Intel topped the charts in 2008, buying a total of 1.3 million mwh of renewable energy at one time -- the largest single purchase of green power to date.
Companies can buy green power from utility programs that sell electricity from renewable energy sources; directly from energy producers, like a wind farm; or in the form of Renewable Energy Certificates, which represent one megawatt-hour of renewable energy each.
No one expected the business world to drive green power in the United States, but that's what's happened over the past couple of years, said Blaine Collison, program director for the Green Power Partnership.
"Back in the '90s, everyone figured it was going to be the residential market that would really drive green power," Collison said.
That's because the average person uses much less electricity than the average business, meaning residential customers could potentially go green for a few extra dollars a month -- far less than most businesses would have to cough up.
But in 2007, non-residential entities bought three times as much renewable power as residential customers, weighing in at a total of 13.6 billion kilowatt-hours. There are a few major reasons why this trend has occurred, Collison said.
"A lot of companies are paying attention to their climate-change footprints and want to take some action," he said. "Green power resonates for these companies and their stakeholders."
Whole Foods, a major retailer of natural and organic foods, falls into that category, according to Lee Matecko, vice president for construction and store development.
"Supporting wise environmental practices is part of our core values and strengthens our commitment to be a leader in environmental stewardship," he said.
That doesn't mean all the green halos being flaunted in the business world are genuine, though.
A number of companies that make green claims are noticeably absent from EPA's list of Green Power Partners. For instance, although Ford's 2006 Super Bowl commercial featured Kermit the Frog telling viewers, "I guess it is easy being green," the company's name doesn't appear on the list. Others missing include oil giant Exxon, whose ad on natural gas and the environment was banned by U.K. officials a few months ago because it allegedly misled viewers, and Chevrolet, which has an ad asking customers to "do more" for the environment.
Many companies have opted for renewable power purely for economic reasons.
Some utilities, like Texas' Austin Power, offer green power programs that give participants a set rate over a number of years, which means companies can plan their expenses and escape the volatility of fossil fuel prices.

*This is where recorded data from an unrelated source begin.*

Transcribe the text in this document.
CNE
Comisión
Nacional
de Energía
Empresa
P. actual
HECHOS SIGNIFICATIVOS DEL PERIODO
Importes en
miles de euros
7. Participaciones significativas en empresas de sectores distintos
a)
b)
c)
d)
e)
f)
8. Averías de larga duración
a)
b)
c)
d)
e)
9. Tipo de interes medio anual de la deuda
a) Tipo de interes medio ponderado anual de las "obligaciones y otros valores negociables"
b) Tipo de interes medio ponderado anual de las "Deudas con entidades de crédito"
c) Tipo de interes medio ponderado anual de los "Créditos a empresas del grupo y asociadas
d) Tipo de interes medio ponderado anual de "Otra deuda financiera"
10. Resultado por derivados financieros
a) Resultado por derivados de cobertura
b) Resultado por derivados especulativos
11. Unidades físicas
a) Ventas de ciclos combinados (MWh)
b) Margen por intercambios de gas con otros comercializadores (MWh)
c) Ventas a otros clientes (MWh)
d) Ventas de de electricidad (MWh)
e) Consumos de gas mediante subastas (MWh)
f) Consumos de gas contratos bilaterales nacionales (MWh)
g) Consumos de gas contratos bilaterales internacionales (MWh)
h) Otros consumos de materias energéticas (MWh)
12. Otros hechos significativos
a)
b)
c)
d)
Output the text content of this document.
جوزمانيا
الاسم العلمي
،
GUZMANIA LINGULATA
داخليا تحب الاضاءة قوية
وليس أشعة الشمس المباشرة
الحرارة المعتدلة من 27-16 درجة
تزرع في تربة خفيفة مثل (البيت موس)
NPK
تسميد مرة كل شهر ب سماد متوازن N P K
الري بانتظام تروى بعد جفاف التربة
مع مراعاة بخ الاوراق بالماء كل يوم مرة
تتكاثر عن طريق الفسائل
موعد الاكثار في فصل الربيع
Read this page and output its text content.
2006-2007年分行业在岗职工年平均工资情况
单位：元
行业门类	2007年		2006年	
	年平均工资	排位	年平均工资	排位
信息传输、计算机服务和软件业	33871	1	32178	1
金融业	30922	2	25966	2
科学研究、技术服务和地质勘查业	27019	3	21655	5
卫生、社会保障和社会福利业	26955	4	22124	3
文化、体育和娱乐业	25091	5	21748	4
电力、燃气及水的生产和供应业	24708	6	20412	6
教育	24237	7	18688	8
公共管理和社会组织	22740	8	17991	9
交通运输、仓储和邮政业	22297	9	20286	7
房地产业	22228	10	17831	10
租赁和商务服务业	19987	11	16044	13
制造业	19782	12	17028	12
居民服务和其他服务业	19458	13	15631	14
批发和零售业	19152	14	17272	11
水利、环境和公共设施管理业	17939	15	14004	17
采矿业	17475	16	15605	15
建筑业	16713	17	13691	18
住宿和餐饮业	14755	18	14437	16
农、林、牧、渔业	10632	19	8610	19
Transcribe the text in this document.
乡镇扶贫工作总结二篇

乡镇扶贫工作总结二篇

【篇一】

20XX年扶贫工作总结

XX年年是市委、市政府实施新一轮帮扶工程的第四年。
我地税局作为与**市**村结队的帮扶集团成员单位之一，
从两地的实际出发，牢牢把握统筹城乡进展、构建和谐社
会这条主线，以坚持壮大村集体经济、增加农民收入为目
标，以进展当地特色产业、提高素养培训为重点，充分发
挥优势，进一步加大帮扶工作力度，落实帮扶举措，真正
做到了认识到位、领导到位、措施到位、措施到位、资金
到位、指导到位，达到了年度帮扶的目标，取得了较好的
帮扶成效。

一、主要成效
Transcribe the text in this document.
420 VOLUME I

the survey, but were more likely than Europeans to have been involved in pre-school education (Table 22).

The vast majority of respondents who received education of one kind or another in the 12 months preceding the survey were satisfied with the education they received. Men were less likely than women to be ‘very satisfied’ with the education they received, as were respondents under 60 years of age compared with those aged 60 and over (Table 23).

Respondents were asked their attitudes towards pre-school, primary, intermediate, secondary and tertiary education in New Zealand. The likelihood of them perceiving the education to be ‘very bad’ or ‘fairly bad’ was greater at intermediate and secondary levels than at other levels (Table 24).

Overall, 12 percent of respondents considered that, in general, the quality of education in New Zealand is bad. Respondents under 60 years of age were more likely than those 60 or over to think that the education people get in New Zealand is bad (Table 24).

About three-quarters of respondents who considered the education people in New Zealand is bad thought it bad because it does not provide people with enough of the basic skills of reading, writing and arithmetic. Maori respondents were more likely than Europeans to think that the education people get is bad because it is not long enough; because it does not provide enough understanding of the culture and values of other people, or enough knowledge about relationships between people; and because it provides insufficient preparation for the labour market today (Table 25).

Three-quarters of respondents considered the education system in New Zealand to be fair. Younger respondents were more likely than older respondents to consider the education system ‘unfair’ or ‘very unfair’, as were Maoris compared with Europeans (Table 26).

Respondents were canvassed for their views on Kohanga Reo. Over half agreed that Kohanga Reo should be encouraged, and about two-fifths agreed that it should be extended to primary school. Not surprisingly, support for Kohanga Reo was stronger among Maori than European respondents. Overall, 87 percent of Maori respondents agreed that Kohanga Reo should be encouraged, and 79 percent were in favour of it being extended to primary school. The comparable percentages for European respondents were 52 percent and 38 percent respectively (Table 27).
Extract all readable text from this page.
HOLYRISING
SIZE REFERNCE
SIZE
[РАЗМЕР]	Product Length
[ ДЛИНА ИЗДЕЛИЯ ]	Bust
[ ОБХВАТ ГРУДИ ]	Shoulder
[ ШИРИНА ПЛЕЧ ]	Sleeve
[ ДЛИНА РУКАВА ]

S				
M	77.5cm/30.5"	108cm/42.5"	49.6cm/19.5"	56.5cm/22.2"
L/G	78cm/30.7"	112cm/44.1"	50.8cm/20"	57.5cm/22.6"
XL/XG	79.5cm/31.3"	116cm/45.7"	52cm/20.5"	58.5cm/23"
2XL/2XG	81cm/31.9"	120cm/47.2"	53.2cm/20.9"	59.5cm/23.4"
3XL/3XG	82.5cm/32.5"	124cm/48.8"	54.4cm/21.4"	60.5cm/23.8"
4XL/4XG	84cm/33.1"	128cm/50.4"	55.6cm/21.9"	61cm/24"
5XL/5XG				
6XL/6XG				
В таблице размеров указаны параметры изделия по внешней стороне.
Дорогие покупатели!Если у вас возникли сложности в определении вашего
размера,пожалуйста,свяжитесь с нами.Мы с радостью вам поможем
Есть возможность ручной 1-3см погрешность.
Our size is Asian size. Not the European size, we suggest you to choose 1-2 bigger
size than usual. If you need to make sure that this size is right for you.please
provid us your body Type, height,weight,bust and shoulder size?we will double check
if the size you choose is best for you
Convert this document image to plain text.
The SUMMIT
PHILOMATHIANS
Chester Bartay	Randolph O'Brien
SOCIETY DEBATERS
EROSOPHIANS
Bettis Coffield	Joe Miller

"A business can know what their bill will be for 10 years," said Ed Clark, spokesman for Austin Power, which sells 83 percent of its green power to businesses. "That's why the program is so successful."
On top of gaining stability, those who signed up in Austin several years ago are actually saving money now. The first batch of green energy contracts the utility sold locked in rates of 1.7 cents per kwh, far cheaper than the 3.65 cents per kwh that Austin Power currently charges for its regular electricity.
In fact, the first four batches of contracts all fell below that level. The two most recent batches, though, have been more than the standard cost of fuel, costing as much as 9.5 cents per kwh, depending on the length of the contract.
As the less expensive contracts expire, Clark says he expects to see fewer people sign up again.
"It will shift from those who want a good value to those who are really concerned about the environment," he said.
That means the renewable power sector may not be recession-proof after all, just better positioned for the eventual hit.
Industry representatives on the other side of the market -- those involved in producing and selling renewable energy -- don't seem worried.
Brian Lynch, spokesman for Schott Solar, a leading producer of solar power equipment, said Schott hasn't seen any decrease in demand and is plugging ahead with a major plant in Albuquerque, slated to open this spring.
"We're hiring lots of people right now," Lynch said. "We're confident enough in the market to continue developing the project just as we planned."
From the comments of a number of green power purchasers, it looks as though Schott can keep that outlook for now. When asked if computer maker Dell -- which either purchases clean electricity or enough Renewable Energy Certificates to offset fossil fuel consumption -- would lay off workers before dropping green power, spokesman Sean Donahue said the company doesn't want to do either.
"We think green," Donahue added, "is a business imperative."